Select Committee on Home Affairs Memoranda


Submitted by Mary Glover

  I am Mary Glover, MSc BSc CQSW and I am a Social Worker at the Community Alcohol and Drugs Advisory Service, 28 High Street, Dorchester, Dorset. Tel 01305 265635. My comments are personal and not necessarily representative of my agency.

  I have worked for Social Services since 1976. Since qualification I have spent five years in a child protection team, and seven years in the drug team at CADAS.

  I am working in the treatment field, working mainly with parents who are opiate dependent. I don't feel that the Government's Drug Policy is working well in this particular area and I have the following concerns:

  We "know" that the way opiate dependent people achieve success (in that they reduce the harm they are doing, or that they become abstinent) is through long term treatment which involves a holistic approach—support, counselling, practical help, liaison with housing, benefits, CAB, probation etc, alongside monitoring and giving advice about child care issues.

  However this approach is greatly under pressure through the need to "manage the numbers". The medical model is on the increase, with nurses trained to do little other than monitor blood pressures and not deal with the underlying complexities of substance misuse, or address the multitude of social and psychological drug-related problems which have accrued over the years.

  This isn't just another rant about the issue of nurses v social workers (because of course there any many experienced nurses who work holistically and in a person-centred way with their clients and social workers who do not), but it IS a rant against taking the simplistic medical model as the way to get people through the system as quickly as possible.
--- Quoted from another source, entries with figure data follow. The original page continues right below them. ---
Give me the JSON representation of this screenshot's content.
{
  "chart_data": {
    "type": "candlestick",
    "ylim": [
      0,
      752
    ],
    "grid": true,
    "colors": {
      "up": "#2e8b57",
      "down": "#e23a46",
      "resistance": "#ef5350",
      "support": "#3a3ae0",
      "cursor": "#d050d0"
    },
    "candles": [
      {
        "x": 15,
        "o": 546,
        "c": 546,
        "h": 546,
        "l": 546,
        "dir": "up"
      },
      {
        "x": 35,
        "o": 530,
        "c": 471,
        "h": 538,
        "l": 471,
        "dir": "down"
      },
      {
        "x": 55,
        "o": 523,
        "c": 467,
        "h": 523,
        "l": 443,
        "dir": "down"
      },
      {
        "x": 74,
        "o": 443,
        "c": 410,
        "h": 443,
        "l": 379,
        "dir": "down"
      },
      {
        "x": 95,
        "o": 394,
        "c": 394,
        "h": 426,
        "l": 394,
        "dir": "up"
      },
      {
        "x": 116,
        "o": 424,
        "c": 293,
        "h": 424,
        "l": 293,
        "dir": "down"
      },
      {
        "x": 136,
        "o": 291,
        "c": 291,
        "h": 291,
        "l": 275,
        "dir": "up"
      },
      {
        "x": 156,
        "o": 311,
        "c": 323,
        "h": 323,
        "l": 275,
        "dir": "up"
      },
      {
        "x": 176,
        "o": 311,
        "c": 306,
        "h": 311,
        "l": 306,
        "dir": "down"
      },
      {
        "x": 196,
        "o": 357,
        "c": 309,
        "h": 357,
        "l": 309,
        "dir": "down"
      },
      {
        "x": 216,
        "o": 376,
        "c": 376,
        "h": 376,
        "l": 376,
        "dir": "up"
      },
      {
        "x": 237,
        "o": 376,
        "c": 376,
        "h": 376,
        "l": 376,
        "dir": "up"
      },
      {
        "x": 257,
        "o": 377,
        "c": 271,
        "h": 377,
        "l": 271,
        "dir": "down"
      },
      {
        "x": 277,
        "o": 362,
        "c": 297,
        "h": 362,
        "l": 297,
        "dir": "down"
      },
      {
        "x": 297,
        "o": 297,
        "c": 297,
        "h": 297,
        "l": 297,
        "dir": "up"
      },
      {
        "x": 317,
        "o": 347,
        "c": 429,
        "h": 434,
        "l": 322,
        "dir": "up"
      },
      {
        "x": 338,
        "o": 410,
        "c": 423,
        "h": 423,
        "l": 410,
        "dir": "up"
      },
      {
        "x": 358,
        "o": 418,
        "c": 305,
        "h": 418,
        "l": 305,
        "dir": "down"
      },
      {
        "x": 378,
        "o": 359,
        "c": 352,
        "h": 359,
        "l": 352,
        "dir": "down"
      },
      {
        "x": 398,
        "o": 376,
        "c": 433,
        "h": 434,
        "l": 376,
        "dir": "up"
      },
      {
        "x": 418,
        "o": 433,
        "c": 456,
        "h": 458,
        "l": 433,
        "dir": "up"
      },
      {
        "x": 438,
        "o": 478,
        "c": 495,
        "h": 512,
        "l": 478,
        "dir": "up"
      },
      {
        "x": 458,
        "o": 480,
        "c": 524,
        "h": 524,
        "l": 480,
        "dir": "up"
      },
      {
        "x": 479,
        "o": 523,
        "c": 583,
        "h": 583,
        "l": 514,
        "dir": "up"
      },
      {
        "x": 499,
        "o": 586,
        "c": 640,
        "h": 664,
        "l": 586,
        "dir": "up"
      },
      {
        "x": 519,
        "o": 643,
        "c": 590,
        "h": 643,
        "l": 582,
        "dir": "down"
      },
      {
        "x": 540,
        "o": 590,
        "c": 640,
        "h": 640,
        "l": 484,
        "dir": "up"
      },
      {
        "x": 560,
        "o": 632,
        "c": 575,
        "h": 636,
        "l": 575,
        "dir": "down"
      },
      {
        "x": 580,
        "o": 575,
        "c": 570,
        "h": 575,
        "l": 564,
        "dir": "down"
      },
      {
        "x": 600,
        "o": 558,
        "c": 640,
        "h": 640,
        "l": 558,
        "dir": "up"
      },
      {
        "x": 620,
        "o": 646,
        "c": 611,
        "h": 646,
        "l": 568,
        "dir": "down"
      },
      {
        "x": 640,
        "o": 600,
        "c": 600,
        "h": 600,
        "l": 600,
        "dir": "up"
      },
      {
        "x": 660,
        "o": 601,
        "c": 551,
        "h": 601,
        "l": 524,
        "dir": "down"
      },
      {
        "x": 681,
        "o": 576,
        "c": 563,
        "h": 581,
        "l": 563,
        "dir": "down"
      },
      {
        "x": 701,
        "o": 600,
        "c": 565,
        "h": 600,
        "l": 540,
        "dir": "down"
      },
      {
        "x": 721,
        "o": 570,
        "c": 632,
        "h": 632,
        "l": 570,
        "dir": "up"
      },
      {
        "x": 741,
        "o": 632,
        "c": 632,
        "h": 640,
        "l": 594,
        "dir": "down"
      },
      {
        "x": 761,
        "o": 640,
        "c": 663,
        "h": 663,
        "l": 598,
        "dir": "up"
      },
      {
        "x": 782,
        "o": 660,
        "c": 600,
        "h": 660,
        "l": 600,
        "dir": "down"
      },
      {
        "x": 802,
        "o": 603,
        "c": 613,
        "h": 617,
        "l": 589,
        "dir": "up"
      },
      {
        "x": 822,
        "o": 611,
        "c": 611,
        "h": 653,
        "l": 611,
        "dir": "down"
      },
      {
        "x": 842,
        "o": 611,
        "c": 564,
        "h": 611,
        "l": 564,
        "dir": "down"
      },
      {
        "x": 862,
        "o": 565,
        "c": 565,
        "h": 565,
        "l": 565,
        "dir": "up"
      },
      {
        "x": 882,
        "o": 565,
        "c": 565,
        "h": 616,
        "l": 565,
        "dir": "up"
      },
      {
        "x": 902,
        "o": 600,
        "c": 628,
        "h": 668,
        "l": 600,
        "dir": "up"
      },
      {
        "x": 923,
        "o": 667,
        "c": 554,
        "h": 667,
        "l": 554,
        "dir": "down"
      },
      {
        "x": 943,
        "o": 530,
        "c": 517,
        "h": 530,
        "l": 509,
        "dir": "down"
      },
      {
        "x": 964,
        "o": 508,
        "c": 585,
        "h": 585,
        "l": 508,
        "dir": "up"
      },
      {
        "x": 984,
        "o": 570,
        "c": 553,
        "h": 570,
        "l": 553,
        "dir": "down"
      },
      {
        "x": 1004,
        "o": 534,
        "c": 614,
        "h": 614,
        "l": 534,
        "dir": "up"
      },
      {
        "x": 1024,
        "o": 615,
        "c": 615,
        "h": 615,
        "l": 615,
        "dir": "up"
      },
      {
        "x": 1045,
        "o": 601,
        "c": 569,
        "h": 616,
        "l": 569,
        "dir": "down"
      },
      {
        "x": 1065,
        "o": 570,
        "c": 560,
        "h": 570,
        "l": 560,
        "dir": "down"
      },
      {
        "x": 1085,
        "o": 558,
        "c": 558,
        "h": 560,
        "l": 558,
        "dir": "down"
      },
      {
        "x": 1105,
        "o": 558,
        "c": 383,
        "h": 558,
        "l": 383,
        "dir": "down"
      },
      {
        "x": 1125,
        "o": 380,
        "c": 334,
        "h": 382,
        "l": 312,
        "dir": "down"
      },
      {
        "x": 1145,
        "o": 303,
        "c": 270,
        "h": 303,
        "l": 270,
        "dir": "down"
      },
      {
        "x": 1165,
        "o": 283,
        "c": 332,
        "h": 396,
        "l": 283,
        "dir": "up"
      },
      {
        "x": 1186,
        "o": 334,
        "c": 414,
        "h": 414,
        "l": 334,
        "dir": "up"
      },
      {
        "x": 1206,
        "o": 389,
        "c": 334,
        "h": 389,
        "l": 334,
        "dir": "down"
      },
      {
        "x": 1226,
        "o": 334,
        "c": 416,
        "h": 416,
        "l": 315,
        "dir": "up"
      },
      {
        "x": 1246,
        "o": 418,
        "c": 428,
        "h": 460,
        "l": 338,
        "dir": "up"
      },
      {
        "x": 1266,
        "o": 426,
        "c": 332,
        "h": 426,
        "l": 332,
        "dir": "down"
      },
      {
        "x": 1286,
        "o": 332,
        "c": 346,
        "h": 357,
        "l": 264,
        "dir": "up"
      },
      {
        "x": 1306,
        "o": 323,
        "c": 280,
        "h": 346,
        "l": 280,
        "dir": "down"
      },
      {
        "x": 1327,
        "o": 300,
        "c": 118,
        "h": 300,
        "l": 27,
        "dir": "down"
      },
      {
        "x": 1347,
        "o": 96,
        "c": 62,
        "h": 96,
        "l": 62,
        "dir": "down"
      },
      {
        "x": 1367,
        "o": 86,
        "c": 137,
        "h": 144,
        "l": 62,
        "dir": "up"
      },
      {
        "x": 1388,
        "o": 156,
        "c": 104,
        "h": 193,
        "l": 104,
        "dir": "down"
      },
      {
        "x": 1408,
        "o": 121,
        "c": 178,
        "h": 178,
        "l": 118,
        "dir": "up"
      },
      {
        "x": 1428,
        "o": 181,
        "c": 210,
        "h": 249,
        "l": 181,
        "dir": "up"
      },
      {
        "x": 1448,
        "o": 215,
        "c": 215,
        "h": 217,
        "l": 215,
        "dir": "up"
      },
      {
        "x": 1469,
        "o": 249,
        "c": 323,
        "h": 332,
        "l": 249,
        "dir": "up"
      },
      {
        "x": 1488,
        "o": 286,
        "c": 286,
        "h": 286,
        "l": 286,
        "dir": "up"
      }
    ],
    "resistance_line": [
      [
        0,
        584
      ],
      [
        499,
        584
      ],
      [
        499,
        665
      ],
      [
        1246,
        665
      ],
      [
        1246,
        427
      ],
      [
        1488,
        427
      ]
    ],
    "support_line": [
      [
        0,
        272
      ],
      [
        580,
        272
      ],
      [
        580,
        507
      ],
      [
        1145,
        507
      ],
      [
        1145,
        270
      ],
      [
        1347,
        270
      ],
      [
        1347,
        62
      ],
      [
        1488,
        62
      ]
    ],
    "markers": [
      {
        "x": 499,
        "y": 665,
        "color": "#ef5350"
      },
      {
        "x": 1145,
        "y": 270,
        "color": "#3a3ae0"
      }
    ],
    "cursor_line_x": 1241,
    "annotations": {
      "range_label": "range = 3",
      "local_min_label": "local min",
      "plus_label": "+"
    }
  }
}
It just doesn't work. People forced to complete short term detoxes, who aren't at the appropriate stage in their drug use and commitment to change, and without any accompanying therapeutic help, have no chance of success. Then, having "failed" they are told that they have to wait a number of months before they are allowed to try again. My team have not yet started this but there are feelings of pressure building up to do this.

  It is important that people feel they are involved in their treatment choice. This is the way to gain people's commitment to their treatment. We have very few treatment options—but in other areas there is a far greater variety of treatments. Also, GP's interpret the DOH guidelines differently—some prescribing, some not. This inconsistency is totally unfair.

  Needle Exchanges are crucial, and the local policies are critical. The UK has done extremely well in managing the potential crisis with HIV/AIDS. Now of course we also have to consider hepatitis B & C, and not enough people are able to access needles. Rules such as having to give a used needle back to obtain a clean one, don't work for really chaotic drug users. Achieving returns should remain secondary to the fundamental priority aim of ensuring that those who need needles receive them.